多くの子どもも立ちのひとりひとりの発達や趣味、欲求に対応し、衝突や魂胆を少なくして、子どもたちが自分のしたい遊びに集中して取り組むことができるためにはある程度遊びをそのタイプによって種類分けし空間を仕切ることが必要である。 具体例は以下の通りである。 ・遊びを種類別に分ける 積み木、ブロックなどの構成遊び・つもり、ごっこ遊び・総計遊び・身体を動かす遊び・音楽に関する遊びなどなど 保育空間を仕切るのはこれらいろいろなタイプの遊びが同時に平行してできるようにするためである。
・コーナーの配置 出入り口や水道施設、作りかけの収納庫など、こていされたものとの兼ね合いや、コーナー内やほかのコーナーとの間での人や物の動き、流れ、人数、また音の大きさなどを考えて、コーナーの配置や大きさを決める。

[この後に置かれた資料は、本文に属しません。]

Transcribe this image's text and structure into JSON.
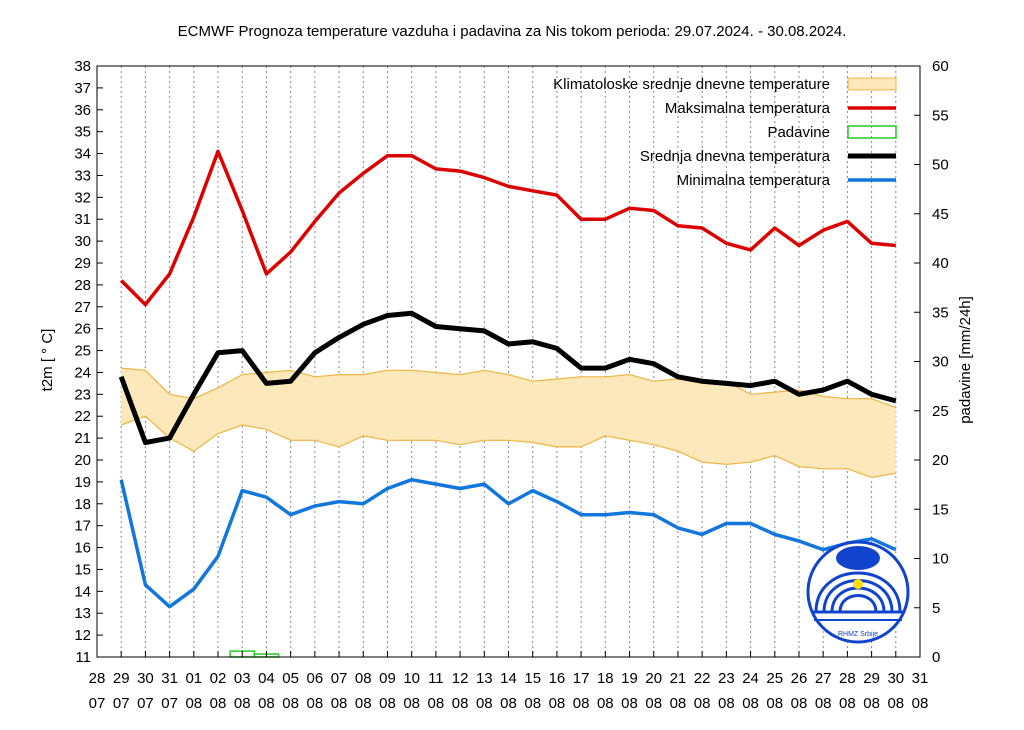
{
  "chart_data": {
    "type": "line",
    "title": "ECMWF Prognoza temperature  vazduha i padavina za Nis tokom perioda: 29.07.2024. - 30.08.2024.",
    "ylabel": "t2m [ ° C]",
    "y2label": "padavine [mm/24h]",
    "ylim": [
      11,
      38
    ],
    "y2lim": [
      0,
      60
    ],
    "yticks": [
      "11",
      "12",
      "13",
      "14",
      "15",
      "16",
      "17",
      "18",
      "19",
      "20",
      "21",
      "22",
      "23",
      "24",
      "25",
      "26",
      "27",
      "28",
      "29",
      "30",
      "31",
      "32",
      "33",
      "34",
      "35",
      "36",
      "37",
      "38"
    ],
    "y2ticks": [
      "0",
      "5",
      "10",
      "15",
      "20",
      "25",
      "30",
      "35",
      "40",
      "45",
      "50",
      "55",
      "60"
    ],
    "x_days": [
      "28",
      "29",
      "30",
      "31",
      "01",
      "02",
      "03",
      "04",
      "05",
      "06",
      "07",
      "08",
      "09",
      "10",
      "11",
      "12",
      "13",
      "14",
      "15",
      "16",
      "17",
      "18",
      "19",
      "20",
      "21",
      "22",
      "23",
      "24",
      "25",
      "26",
      "27",
      "28",
      "29",
      "30",
      "31"
    ],
    "x_months": [
      "07",
      "07",
      "07",
      "07",
      "08",
      "08",
      "08",
      "08",
      "08",
      "08",
      "08",
      "08",
      "08",
      "08",
      "08",
      "08",
      "08",
      "08",
      "08",
      "08",
      "08",
      "08",
      "08",
      "08",
      "08",
      "08",
      "08",
      "08",
      "08",
      "08",
      "08",
      "08",
      "08",
      "08",
      "08"
    ],
    "legend": [
      {
        "label": "Klimatoloske srednje dnevne temperature",
        "color": "#f5c060",
        "kind": "band"
      },
      {
        "label": "Maksimalna temperatura",
        "color": "#dd0000",
        "kind": "line"
      },
      {
        "label": "Padavine",
        "color": "#22cc22",
        "kind": "box"
      },
      {
        "label": "Srednja dnevna temperatura",
        "color": "#000000",
        "kind": "line"
      },
      {
        "label": "Minimalna temperatura",
        "color": "#1177dd",
        "kind": "line"
      }
    ],
    "series": [
      {
        "name": "Maksimalna temperatura",
        "color": "#dd0000",
        "x": [
          1,
          2,
          3,
          4,
          5,
          6,
          7,
          8,
          9,
          10,
          11,
          12,
          13,
          14,
          15,
          16,
          17,
          18,
          19,
          20,
          21,
          22,
          23,
          24,
          25,
          26,
          27,
          28,
          29,
          30,
          31,
          32,
          33
        ],
        "values": [
          28.2,
          27.1,
          28.5,
          31.1,
          34.1,
          31.4,
          28.5,
          29.5,
          30.9,
          32.2,
          33.1,
          33.9,
          33.9,
          33.3,
          33.2,
          32.9,
          32.5,
          32.3,
          32.1,
          31,
          31,
          31.5,
          31.4,
          30.7,
          30.6,
          29.9,
          29.6,
          30.6,
          29.8,
          30.5,
          30.9,
          29.9,
          29.8
        ]
      },
      {
        "name": "Srednja dnevna temperatura",
        "color": "#000000",
        "x": [
          1,
          2,
          3,
          4,
          5,
          6,
          7,
          8,
          9,
          10,
          11,
          12,
          13,
          14,
          15,
          16,
          17,
          18,
          19,
          20,
          21,
          22,
          23,
          24,
          25,
          26,
          27,
          28,
          29,
          30,
          31,
          32,
          33
        ],
        "values": [
          23.8,
          20.8,
          21,
          23,
          24.9,
          25,
          23.5,
          23.6,
          24.9,
          25.6,
          26.2,
          26.6,
          26.7,
          26.1,
          26,
          25.9,
          25.3,
          25.4,
          25.1,
          24.2,
          24.2,
          24.6,
          24.4,
          23.8,
          23.6,
          23.5,
          23.4,
          23.6,
          23,
          23.2,
          23.6,
          23,
          22.7
        ]
      },
      {
        "name": "Minimalna temperatura",
        "color": "#1177dd",
        "x": [
          1,
          2,
          3,
          4,
          5,
          6,
          7,
          8,
          9,
          10,
          11,
          12,
          13,
          14,
          15,
          16,
          17,
          18,
          19,
          20,
          21,
          22,
          23,
          24,
          25,
          26,
          27,
          28,
          29,
          30,
          31,
          32,
          33
        ],
        "values": [
          19.1,
          14.3,
          13.3,
          14.1,
          15.6,
          18.6,
          18.3,
          17.5,
          17.9,
          18.1,
          18,
          18.7,
          19.1,
          18.9,
          18.7,
          18.9,
          18,
          18.6,
          18.1,
          17.5,
          17.5,
          17.6,
          17.5,
          16.9,
          16.6,
          17.1,
          17.1,
          16.6,
          16.3,
          15.9,
          16.2,
          16.4,
          15.9
        ]
      },
      {
        "name": "Klimatoloske srednje dnevne temperature (gornja granica)",
        "color": "#f5c060",
        "x": [
          1,
          2,
          3,
          4,
          5,
          6,
          7,
          8,
          9,
          10,
          11,
          12,
          13,
          14,
          15,
          16,
          17,
          18,
          19,
          20,
          21,
          22,
          23,
          24,
          25,
          26,
          27,
          28,
          29,
          30,
          31,
          32,
          33
        ],
        "values": [
          24.2,
          24.1,
          23,
          22.8,
          23.3,
          23.9,
          24,
          24.1,
          23.8,
          23.9,
          23.9,
          24.1,
          24.1,
          24,
          23.9,
          24.1,
          23.9,
          23.6,
          23.7,
          23.8,
          23.8,
          23.9,
          23.6,
          23.7,
          23.5,
          23.6,
          23,
          23.1,
          23.2,
          22.9,
          22.8,
          22.8,
          22.4
        ]
      },
      {
        "name": "Klimatoloske srednje dnevne temperature (donja granica)",
        "color": "#f5c060",
        "x": [
          1,
          2,
          3,
          4,
          5,
          6,
          7,
          8,
          9,
          10,
          11,
          12,
          13,
          14,
          15,
          16,
          17,
          18,
          19,
          20,
          21,
          22,
          23,
          24,
          25,
          26,
          27,
          28,
          29,
          30,
          31,
          32,
          33
        ],
        "values": [
          21.6,
          22,
          21,
          20.4,
          21.2,
          21.6,
          21.4,
          20.9,
          20.9,
          20.6,
          21.1,
          20.9,
          20.9,
          20.9,
          20.7,
          20.9,
          20.9,
          20.8,
          20.6,
          20.6,
          21.1,
          20.9,
          20.7,
          20.4,
          19.9,
          19.8,
          19.9,
          20.2,
          19.7,
          19.6,
          19.6,
          19.2,
          19.4
        ]
      },
      {
        "name": "Padavine",
        "color": "#22cc22",
        "unit": "mm/24h",
        "x": [
          6,
          7
        ],
        "values": [
          0.6,
          0.3
        ]
      }
    ]
  },
  "logo": {
    "caption": "RHMZ Srbije"
  }
}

すべての遊びが一つの部屋に設定できれば、子どもは室内を見渡して、自分がしたい遊びを見つけやすい。コーナーを上手く作って子どもたちが遊びやすいように整備していく。
・境界を分かりやすく 境界に家具を置く、床にテープを貼る、カーペットや他旅など周囲と違うタイプや色の床材を敷く、段差をつける、白線を引いたりなどなど 動線や人数、実際に子どもたちが遊ぶ様子に合わせて、コーナーの大きさや位置を考え直していく作業は年間を通じて必要である。環境を上手く作っていくことで子どもは遊ぶことが楽しいと感じるようになる。
ⅲ 遊びの指導援助
① ごっこ遊びを例に援助の在り方を考える。環境を整え準備し、子どもたちが遊び始めるのを待つ。子どもたちは思い思いに自分の好きな遊びを始めるが、保育者は成り行きを見守り、口をはさむことを極力控え、子どもたちの行動を観察する。いざこざが起こったときはすぐに介入せず、成り行きを見て、子どもたちだけで解決できるようであれば見守る。ただ子どもたちが、問題解決に困ったときは子どもたちに解決への示唆を与える。ここでは決して指示的な言葉は使わず、「~はどうかな。○○ちゃんはどう思う?」など、あくまで子どもたちが考える主体となるように問いかけて解決のための援助をする。遊びの展開も、子どもたちの中から出てくるようであったらそれを見守り、特に口をはさむことはせず、子どもの側からなにか要求があったときはそれにこたえる。
② 保育者は子どもと同じように遊び始める。「○○ちゃん、ままごとをしよう」とあたかも自分が子どもの一人のようにほかの子どもを誘って遊び始めるのも良い。参加する保育では、保育者は子どもの活動に参加するか、または保育者の活動に子どもが参加するか、保育者自身も遊び始めなければならない。保育者は一人の子どもと遊びながらも常に全体を観察し、子どもたちでだけで解決困難な問題が出てきたときは援助し、助言しなければならない。
③ 子どもたちに言葉がけをし、遊び始めるための興味を喚起する。子どもたちがめいめい遊び始めると、保育者は一人ひとりの子どもたちをよく観察し上手く行ってるか見る。子どもたちのストーリー内容からつけくわえたほうがいい役を提案したり、使える小道具やおもちゃなどを示唆して、遊びがより展開するように気を配る。
以上3つの援助方法を取り入れることが必要である。1の「導く」こと、2の「見守る」こと、3の「参加」の形態を築いていく。この三つの援助を組み合わせて、遊びを適切に発展させていきたいものである。重要なのはかかわるテクニックではなく、援助・指導などの方法の理念である。